Zé Roberto não descarta ter Fofão, campeã olímpica em Pequim-2028, a seu lado. Em outubro, a ex-levantadora deixou o comando da seleção feminina sub-17, após um ano e oito meses como treinadora principal, a conquista da medalha de prata no Sul-Americano e o quinto lugar no Campeonato Mundial. Foi a pioneira da modalidade, a primeira mulher a assumir o comando de uma seleção de vôlei.
— Ela achou que a carga é muito grande em termos de renúncia da família, da casa, dos amigos. Quem sabe como assistente? A gente não pode de maneira nenhuma dar por encerrada esta história — afirma Zé Roberto, para quem há poucas treinadoras do adulto em âmbito internacional, mas que essa virada “é uma questão de tempo”.
E para isso acontecer tem sido necessárias iniciativas que pressionem toda uma engrenagem.
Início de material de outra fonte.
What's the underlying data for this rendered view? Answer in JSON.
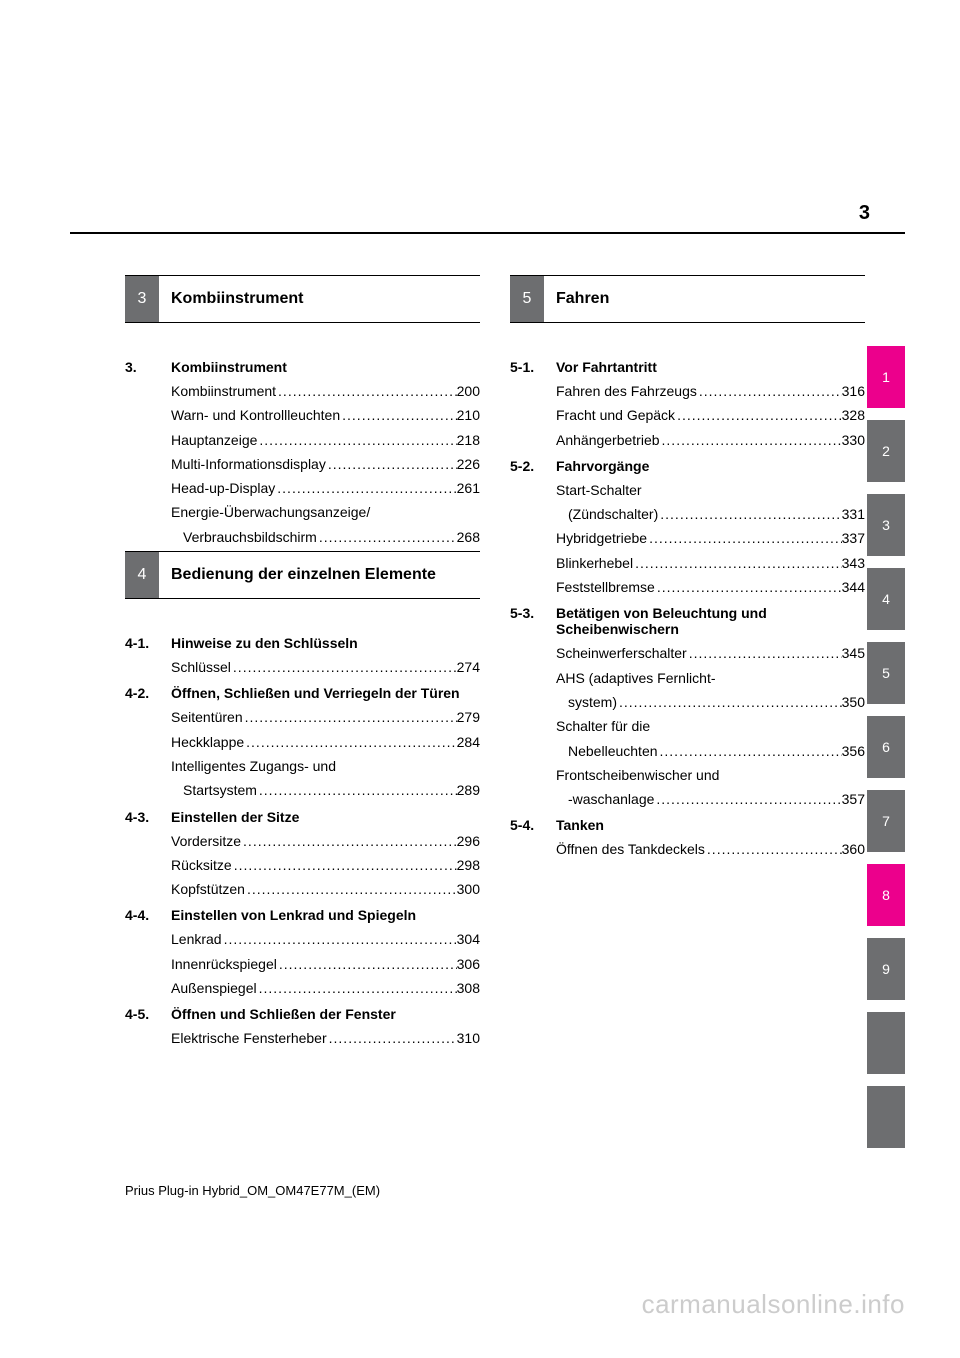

Segundo a FIVB, a porcentagem de treinadoras no Campeonato Mundial Feminino de 2022 foi de 9%.
— Tive o privilégio de treinar homens e mulheres, vi que algumas das mentes mais brilhantes e taticamente astutas do vôlei são das mulheres. Não podemos nos dar ao luxo de perdê-las quando suas carreiras terminarem — declarou Hugh McCutcheon, secretário-geral da FIVB, ex-treinador das seleções feminina e masculina dos Estados Unidos.
A realidade para estas profissionais ainda é muito desfavorável, mas vem mudando. Em Paris-2024, que foi a Olimpíada da equidade de gênero para atletas, com 50% das vagas para homens e 50% para as mulheres, apenas 13% dos treinadores e assistentes eram mulheres. Essa porcentagem global foi de 11% em Tóquio-2020.
No caso do Brasil, em Tóquio-2020 o Time Brasil teve 6,7% de treinadoras. Foram sete dentre 105 treinadores, com destaque para a seleção feminina de futebol de Pia Sundhage. Além dela, tinha duas assistentes. Quase a metade do total do país.
Para Paris-2024, o crescimento foi tímido: 11 mulheres entre 84 treinadores (13%). Nesse caso, a ginástica bombou a estatística. Levou cinco treinadoras, quase a metade: três na ginástica rítmica, uma na artística e outra no trampolim.
— As mudanças são lentas e é possível que a gente não veja o 50% entre treinadores. Mas, este é um processo contínuo e temos de seguir — declara Thatiana Freire, autora da tese de doutorado “Treinadoras em Alto Rendimento; Mulheres em jogo, Mulheres nos Jogos“, pela Unicamp. — As camadas organizacionais e da sociedade são mais complexas mesmo, mas geram efeitos potentes. Iniciativas como a da FIVB reverberam. Mas todo o sistema tem de se movimentar.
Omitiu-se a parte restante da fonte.